United Nations Committee on Economic, Social and Cultural Rights: Third Periodic Report on Ireland

The Irish Government was examined by the United Nations Committee on Economic, Social and Cultural Rights on the 8th and 9th of June in Geneva. The UN Committee comprises of a group of 18 independent international experts, who examined the Irish State’s progress in protecting, respecting and promoting the rights contained in the International Covenant on Economic, Social and Cultural Rights.

The Committee was established under ECOSOC Resolution 1985/17 of 28 May 1985 to carry out the monitoring functions assigned to the United Nations Economic and Social Council (ECOSOC) in Part IV of the Covenant.

The role of the UN committee is to place pressure on governments to fulfil their obligations under the UN conventions by identifying political and administrative failings. Unfortunately no sanctions are available however the committee issues observations which highlight issues thereby publicly exposing the concerns which in turn places pressure on the governments to implement changes.

Government representatives spent two days explaining and defending policy decisions affecting low income families and disadvantaged and minority groups including asylum seekers.

A delegation led by the Minister of State at the Department of Foreign Affairs Seán Sherlock faced questions from the UN on how it has complied with obligations under the International Covenant on Economic, Social and Cultural Rights.
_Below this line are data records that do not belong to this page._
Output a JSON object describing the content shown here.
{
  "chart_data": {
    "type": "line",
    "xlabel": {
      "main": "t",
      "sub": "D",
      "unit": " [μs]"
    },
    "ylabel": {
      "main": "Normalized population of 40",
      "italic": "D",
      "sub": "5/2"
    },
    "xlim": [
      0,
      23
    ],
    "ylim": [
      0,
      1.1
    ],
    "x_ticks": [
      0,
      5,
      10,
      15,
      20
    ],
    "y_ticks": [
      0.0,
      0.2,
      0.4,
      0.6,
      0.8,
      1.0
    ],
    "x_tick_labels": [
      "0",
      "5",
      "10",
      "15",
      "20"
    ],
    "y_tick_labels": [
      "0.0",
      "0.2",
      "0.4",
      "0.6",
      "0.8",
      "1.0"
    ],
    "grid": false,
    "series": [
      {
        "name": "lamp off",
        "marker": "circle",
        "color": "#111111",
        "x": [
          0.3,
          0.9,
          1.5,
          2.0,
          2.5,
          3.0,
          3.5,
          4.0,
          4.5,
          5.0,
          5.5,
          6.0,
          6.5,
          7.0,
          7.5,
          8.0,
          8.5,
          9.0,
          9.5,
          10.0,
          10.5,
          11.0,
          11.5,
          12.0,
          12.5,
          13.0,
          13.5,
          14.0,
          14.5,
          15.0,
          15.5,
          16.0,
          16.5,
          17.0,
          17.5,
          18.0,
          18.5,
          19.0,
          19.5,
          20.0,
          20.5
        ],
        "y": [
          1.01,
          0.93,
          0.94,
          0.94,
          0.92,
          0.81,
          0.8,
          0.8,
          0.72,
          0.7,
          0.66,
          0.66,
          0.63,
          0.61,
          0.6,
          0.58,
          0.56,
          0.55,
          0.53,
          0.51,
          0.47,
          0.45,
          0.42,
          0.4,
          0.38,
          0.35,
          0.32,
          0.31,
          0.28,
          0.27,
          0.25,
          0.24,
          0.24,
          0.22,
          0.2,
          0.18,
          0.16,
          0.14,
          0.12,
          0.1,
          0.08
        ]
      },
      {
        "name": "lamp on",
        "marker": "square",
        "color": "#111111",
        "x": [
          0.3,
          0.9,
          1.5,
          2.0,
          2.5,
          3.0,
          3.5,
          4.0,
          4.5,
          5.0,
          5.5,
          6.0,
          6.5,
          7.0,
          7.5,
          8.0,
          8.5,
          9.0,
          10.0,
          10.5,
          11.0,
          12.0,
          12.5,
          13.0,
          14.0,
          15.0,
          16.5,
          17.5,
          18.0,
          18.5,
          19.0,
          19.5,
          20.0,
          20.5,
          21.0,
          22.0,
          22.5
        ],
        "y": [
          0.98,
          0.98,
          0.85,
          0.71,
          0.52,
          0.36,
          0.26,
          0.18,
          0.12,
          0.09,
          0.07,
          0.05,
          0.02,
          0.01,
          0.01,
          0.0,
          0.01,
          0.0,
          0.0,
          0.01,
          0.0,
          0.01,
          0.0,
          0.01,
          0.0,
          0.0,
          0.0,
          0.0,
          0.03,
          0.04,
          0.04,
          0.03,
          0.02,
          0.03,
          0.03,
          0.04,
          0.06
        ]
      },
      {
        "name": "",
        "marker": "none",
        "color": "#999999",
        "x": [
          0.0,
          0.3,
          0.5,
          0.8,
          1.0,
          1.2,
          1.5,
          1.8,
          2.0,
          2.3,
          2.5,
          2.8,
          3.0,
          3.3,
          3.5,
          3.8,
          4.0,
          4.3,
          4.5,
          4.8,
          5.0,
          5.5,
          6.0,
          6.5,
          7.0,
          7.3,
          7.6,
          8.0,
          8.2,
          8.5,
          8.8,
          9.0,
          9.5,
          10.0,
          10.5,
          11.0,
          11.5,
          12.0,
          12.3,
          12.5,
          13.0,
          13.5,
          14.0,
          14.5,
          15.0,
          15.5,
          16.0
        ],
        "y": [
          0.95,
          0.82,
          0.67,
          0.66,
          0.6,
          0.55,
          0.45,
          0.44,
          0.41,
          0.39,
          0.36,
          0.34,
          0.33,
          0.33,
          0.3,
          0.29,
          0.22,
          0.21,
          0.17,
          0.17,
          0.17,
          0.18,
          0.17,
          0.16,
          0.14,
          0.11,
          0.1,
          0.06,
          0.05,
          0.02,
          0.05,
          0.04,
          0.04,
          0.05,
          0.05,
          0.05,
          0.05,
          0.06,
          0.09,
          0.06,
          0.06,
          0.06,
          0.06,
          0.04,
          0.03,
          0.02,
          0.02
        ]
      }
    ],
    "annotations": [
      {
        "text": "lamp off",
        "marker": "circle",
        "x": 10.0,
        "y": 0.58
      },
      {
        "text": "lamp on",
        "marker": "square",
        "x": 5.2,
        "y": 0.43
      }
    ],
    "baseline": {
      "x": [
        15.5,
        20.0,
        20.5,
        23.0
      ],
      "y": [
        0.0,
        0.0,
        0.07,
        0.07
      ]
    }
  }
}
A number of Irish civil society organisations also presented an independent view of the Government’s track record, in a formal meeting with the UN Committee.

The government clashed with the state’s equality watchdog and the civil society organisations over their claims that the poorest, including asylum seekers living in Direct Provision Accomodation have borne the brunt of the recession here.

emily_logan_Emily Hogan from the Irish Human Rights and Equality Commission heavily criticised the government maintaining that fiscal consolidation had taken priority over human rights, resulting in family poverty and high youth unemployment. In speaking about Direct Provision she described it as a ‘severe violation of human rights’.

Direct Provision was a considerable concern of the committee who concluded in their report that this administrative system violated a number of rights of asylum seekers. Asylum seekers continue to live in inadequate and poor communal accommodation for extensive periods of time, are prevented from working, and are required to live on a meagre sum of €19.10 per week per adult, and €9.60 per week, per child.

The Committee will release its formal, written concluding observations and recommendations on the reports of Ireland towards the end of its three-week session, which will conclude on 19 June 2015.

Sinnott Solicitors look forward to release of this report and hope that the observations will result in the government overhauling the Direct Provision system and implementing positive changes to respect, protect and fulfil the economic, social and cultural rights of asylum seekers living in Ireland.